On Sat, Nov 1, 2008 at 2:11 PM, Sebastian Sylvan
<[EMAIL PROTECTED]> wrote:
> On Sat, Nov 1, 2008 at 6:57 PM, T Willingham <[EMAIL PROTECTED]>
>>
>> The per-vertex computation is a quite complex time-dependent function
>> applied to the given domain on each update.  Yet even if it were
>> simple, I would still first implement the formulas in Haskell and
>> leave the optimization for later, if at all.
>
> I'd be very surprised to see a vertex transform that would be faster to
> implement on the CPU than the GPU.

It appears you misunderstood "complex time-dependent function".  This
is quite a bit of Haskell code involving a significant amount of
octonion algebra.  It could, in principle, be put on the GPU, however
that should be the very last step after everything else works.

> There are various ways of writing out your vertex data too, so if it doesn't
> change too often you can still do the transformation on the GPU,

As I previously stated, it changes every frame.

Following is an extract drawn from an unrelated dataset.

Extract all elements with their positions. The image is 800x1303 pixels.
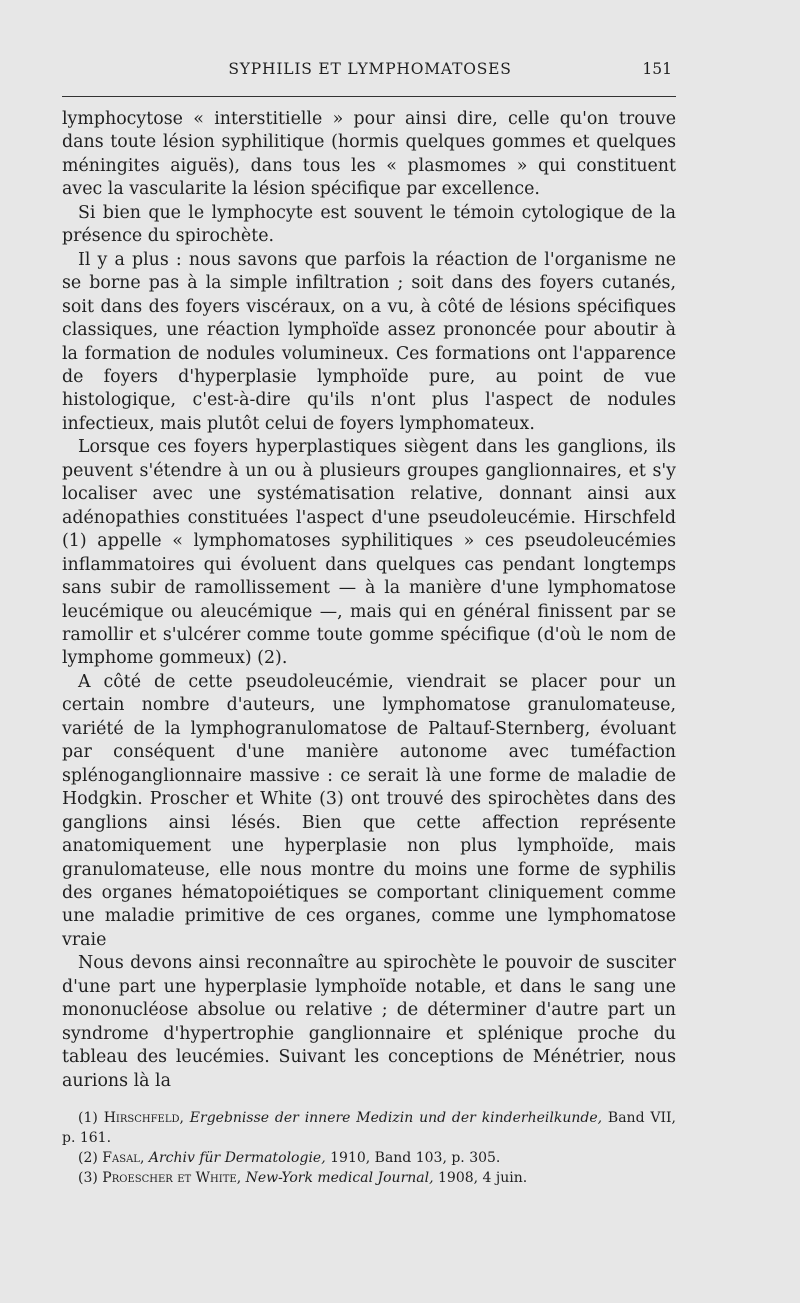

Take a highly complicated function and apply it to N vertices.  Now
increase N until the framerate is affected.  That is where I am.  It
is obvious that any N-sized allocations will cause the framerate to
stutter.  This is not just theoretical: I *see* it as I increase N
while it's running.  This is the point of my initial email, the
subject of which is memory efficiency.